After winning that easy contest against an unpolished U.S. Rep. Mike Capuano, Coakley kept mostly quiet during the holidays and waited until Jan. 6 to run her first television ad -- two days after a Rasmussen poll showed that her lead had shrunk more than 20 points in six weeks. Amid worrisome headlines and slipping polls, Washington Democrats sent a triage team to amp up her campaign and slap a theme on it.

Two days before the election, President Obama, who flew to Boston to rally for Coakley, finally made Coakley's message loud and clear. "Understand what's at stake here, Massachusetts. It's whether we're going forward or going backwards," Obama called out from the stump at Northeastern University. A Coakley "Fighting for You" bus tour across the state followed, and Coakley seemed finally, but belatedly, to have landed on a message she could run with.

While the campaigns plotted their strategies for the race's final days, outside interest groups, including Tea Party activists, unions, the NRA and Planned Parenthood, took a sudden and very expensive interest in the contest as it tightened further. With Senate Democrats' crucial 60th vote at stake, the Brown-Coakley race became both a multimillion-dollar referendum on the national Democratic agenda and a linchpin for its success. Without a Coakley victory, Democrats would see their one-vote advantage slip away -- along with any hope of passing the remainder of their ambitious agenda, including the broadest contours of health care reform.

With so much momentum behind Brown and so little time to reverse it, Democrats in Washington are now privately planning for a Coakley loss. Two of the nation's leading independent prognosticators, Charlie Cook and Stu Rothenberg, have predicted a GOP victory. "Brown is running extremely well with independents in the Bay State, and unless Democratic turnout exceeds everyone's expectations, Brown is headed for a comfortable win," Rothenberg wrote Monday. Cook said Sunday he's "put a finger on the scales" for the Republican.
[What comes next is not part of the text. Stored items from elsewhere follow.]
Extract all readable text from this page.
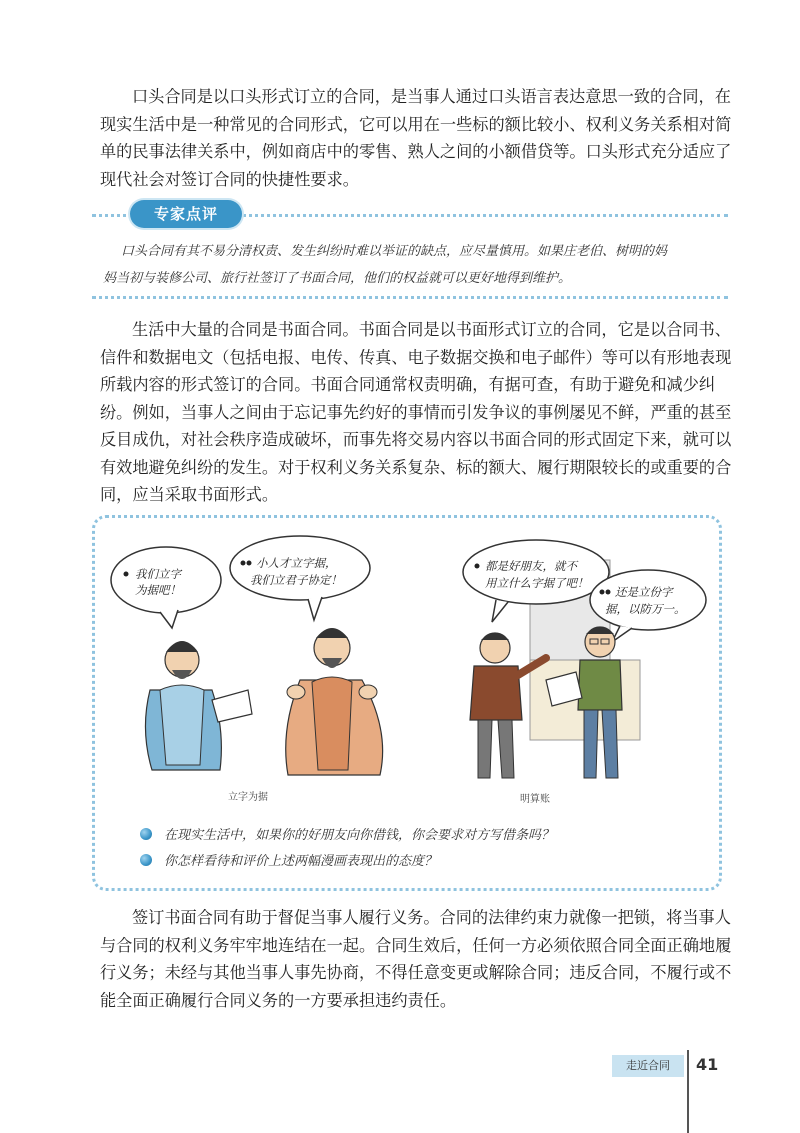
口头合同是以口头形式订立的合同，是当事人通过口头语言表达意思一致的合同，在
现实生活中是一种常见的合同形式，它可以用在一些标的额比较小、权利义务关系相对简
单的民事法律关系中，例如商店中的零售、熟人之间的小额借贷等。口头形式充分适应了
现代社会对签订合同的快捷性要求。
专家点评
口头合同有其不易分清权责、发生纠纷时难以举证的缺点，应尽量慎用。如果庄老伯、树明的妈
妈当初与装修公司、旅行社签订了书面合同，他们的权益就可以更好地得到维护。
生活中大量的合同是书面合同。书面合同是以书面形式订立的合同，它是以合同书、
信件和数据电文（包括电报、电传、传真、电子数据交换和电子邮件）等可以有形地表现
所载内容的形式签订的合同。书面合同通常权责明确，有据可查，有助于避免和减少纠
纷。例如，当事人之间由于忘记事先约好的事情而引发争议的事例屡见不鲜，严重的甚至
反目成仇，对社会秩序造成破坏，而事先将交易内容以书面合同的形式固定下来，就可以
有效地避免纠纷的发生。对于权利义务关系复杂、标的额大、履行期限较长的或重要的合
同，应当采取书面形式。
我们立字
为据吧！
小人才立字据，
我们立君子协定！
都是好朋友，就不
用立什么字据了吧！
还是立份字
据，以防万一。
立字为据	明算账
在现实生活中，如果你的好朋友向你借钱，你会要求对方写借条吗？
你怎样看待和评价上述两幅漫画表现出的态度？
签订书面合同有助于督促当事人履行义务。合同的法律约束力就像一把锁，将当事人
与合同的权利义务牢牢地连结在一起。合同生效后，任何一方必须依照合同全面正确地履
行义务；未经与其他当事人事先协商，不得任意变更或解除合同；违反合同，不履行或不
能全面正确履行合同义务的一方要承担违约责任。
走近合同	41
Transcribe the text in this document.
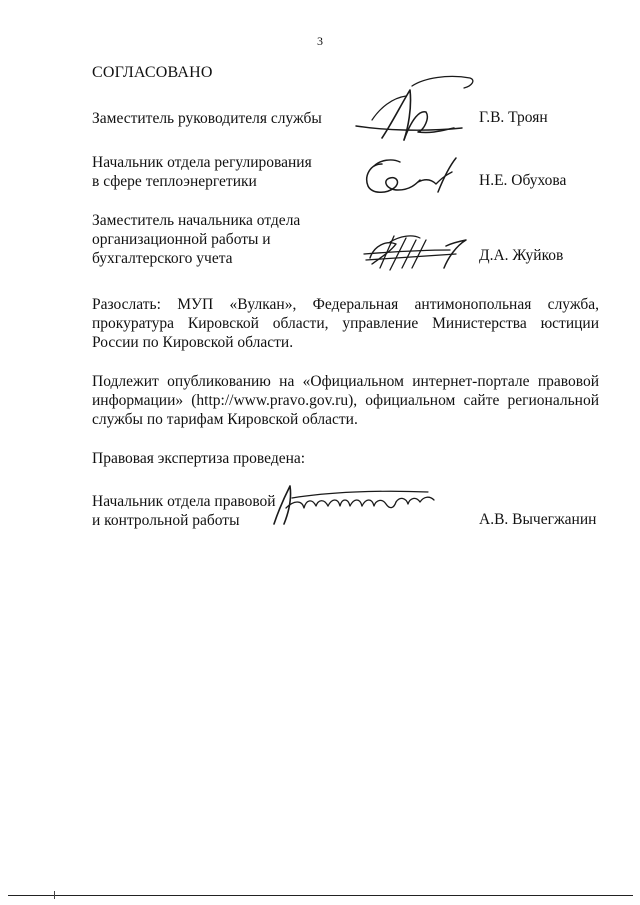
3
СОГЛАСОВАНО
Заместитель руководителя службы	Г.В. Троян
Начальник отдела регулирования
в сфере теплоэнергетики	Н.Е. Обухова
Заместитель начальника отдела
организационной работы и
бухгалтерского учета	Д.А. Жуйков
Разослать: МУП «Вулкан», Федеральная антимонопольная служба, прокуратура Кировской области, управление Министерства юстиции России по Кировской области.
Подлежит опубликованию на «Официальном интернет-портале правовой информации» (http://www.pravo.gov.ru), официальном сайте региональной службы по тарифам Кировской области.
Правовая экспертиза проведена:
Начальник отдела правовой
и контрольной работы	А.В. Вычегжанин
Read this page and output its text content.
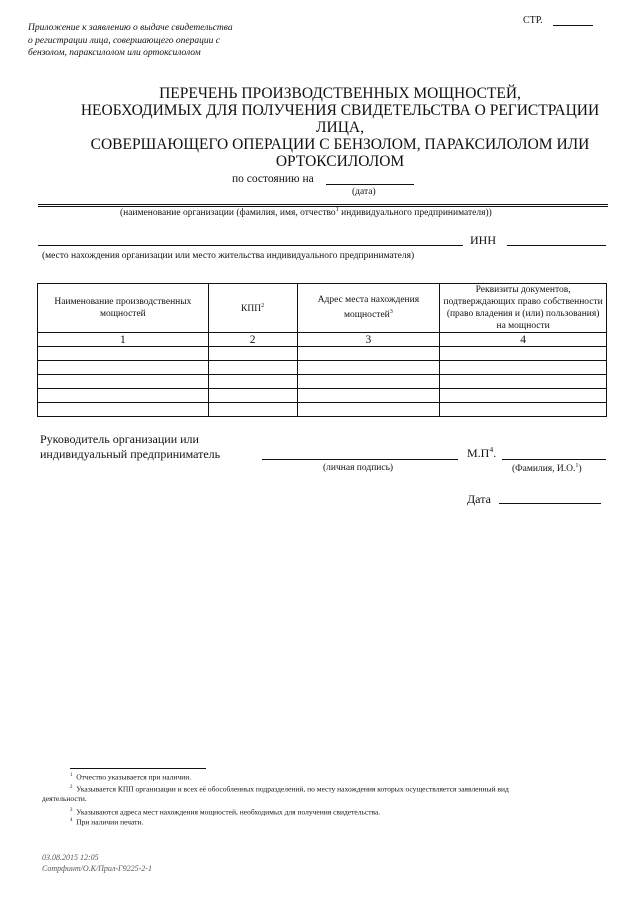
Приложение к заявлению о выдаче свидетельства
о регистрации лица, совершающего операции с
бензолом, параксилолом или ортоксилолом
СТР.
ПЕРЕЧЕНЬ ПРОИЗВОДСТВЕННЫХ МОЩНОСТЕЙ,
НЕОБХОДИМЫХ ДЛЯ ПОЛУЧЕНИЯ СВИДЕТЕЛЬСТВА О РЕГИСТРАЦИИ ЛИЦА,
СОВЕРШАЮЩЕГО ОПЕРАЦИИ С БЕНЗОЛОМ, ПАРАКСИЛОЛОМ ИЛИ
ОРТОКСИЛОЛОМ
по состоянию на
(дата)
(наименование организации (фамилия, имя, отчество$^1$ индивидуального предпринимателя))
ИНН
(место нахождения организации или место жительства индивидуального предпринимателя)
Наименование производственных мощностей	КПП$^2$	Адрес места нахождения мощностей$^3$	Реквизиты документов, подтверждающих право собственности (право владения и (или) пользования) на мощности
1	2	3	4

Руководитель организации или
индивидуальный предприниматель
(личная подпись)
$М.П^4$.
(Фамилия, И.О.$^1$)
Дата
$^1$ Отчество указывается при наличии.
$^2$ Указывается КПП организации и всех её обособленных подразделений, по месту нахождения которых осуществляется заявленный вид
деятельности.
$^3$ Указываются адреса мест нахождения мощностей, необходимых для получения свидетельства.
$^4$ При наличии печати.
03.08.2015 12:05
Сотрфинт/О.К/Прил-Г9225-2-1
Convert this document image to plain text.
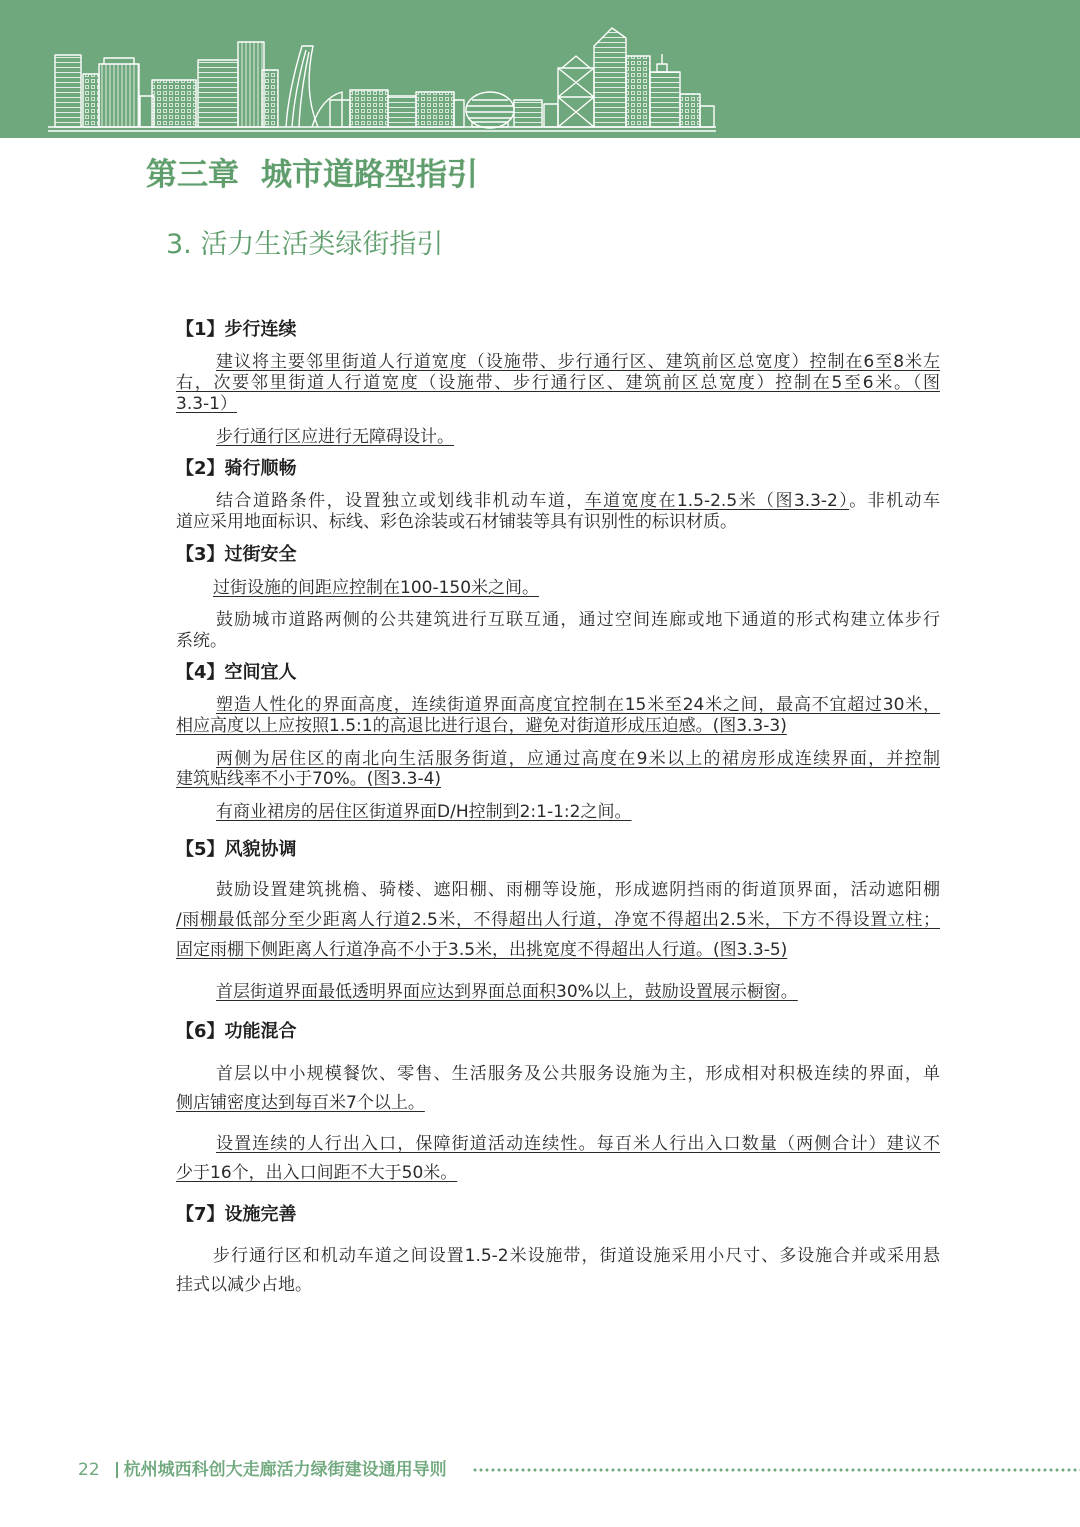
第三章 城市道路型指引
3. 活力生活类绿街指引
【1】步行连续
建议将主要邻里街道人行道宽度（设施带、步行通行区、建筑前区总宽度）控制在6至8米左
右，次要邻里街道人行道宽度（设施带、步行通行区、建筑前区总宽度）控制在5至6米。（图
3.3-1）
步行通行区应进行无障碍设计。
【2】骑行顺畅
结合道路条件，设置独立或划线非机动车道，车道宽度在1.5-2.5米（图3.3-2）。非机动车
道应采用地面标识、标线、彩色涂装或石材铺装等具有识别性的标识材质。
【3】过街安全
过街设施的间距应控制在100-150米之间。
鼓励城市道路两侧的公共建筑进行互联互通，通过空间连廊或地下通道的形式构建立体步行
系统。
【4】空间宜人
塑造人性化的界面高度，连续街道界面高度宜控制在15米至24米之间，最高不宜超过30米，
相应高度以上应按照1.5:1的高退比进行退台，避免对街道形成压迫感。(图3.3-3)
两侧为居住区的南北向生活服务街道，应通过高度在9米以上的裙房形成连续界面，并控制
建筑贴线率不小于70%。(图3.3-4)
有商业裙房的居住区街道界面D/H控制到2:1-1:2之间。
【5】风貌协调
鼓励设置建筑挑檐、骑楼、遮阳棚、雨棚等设施，形成遮阴挡雨的街道顶界面，活动遮阳棚
/雨棚最低部分至少距离人行道2.5米，不得超出人行道，净宽不得超出2.5米，下方不得设置立柱；
固定雨棚下侧距离人行道净高不小于3.5米，出挑宽度不得超出人行道。(图3.3-5)
首层街道界面最低透明界面应达到界面总面积30%以上，鼓励设置展示橱窗。
【6】功能混合
首层以中小规模餐饮、零售、生活服务及公共服务设施为主，形成相对积极连续的界面，单
侧店铺密度达到每百米7个以上。
设置连续的人行出入口，保障街道活动连续性。每百米人行出入口数量（两侧合计）建议不
少于16个，出入口间距不大于50米。
【7】设施完善
步行通行区和机动车道之间设置1.5-2米设施带，街道设施采用小尺寸、多设施合并或采用悬
挂式以减少占地。
22 杭州城西科创大走廊活力绿街建设通用导则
On Monday, Sen. Dick Durbin (D-Ill.) called the race crucial for Democrats. "We need to win in Massachusetts," he said. "If we don't, the challenge is even greater to pass health care reform." Rep. Barney Frank (D-Mass.) had a more dire assessment, telling the AP on Friday, "If Scott Brown wins, it'll kill the health bill."

A Brown win would also give beleaguered New England Republicans their first taste of victory in years.

If anything could comfort Democrats, it's the fact that special elections are notoriously difficult to poll, and that even the most obvious political predictions can trip on reality somewhere down the road.

Two months after Scott Brown won his state senate seat and handed a symbolic defeat to gay marriage activists in 2004, Gov. Mitt Romney followed an order from the Massachusetts Supreme Court and began issuing licenses for same-sex marriage. In the end, the state legislature did not act on the issue and it was decided through the courts without Brown casting a vote until 2007, when an effort to pass a constitutional amendment banning gay marriage failed.

The polls in Massachusetts close at 8 p.m. EST.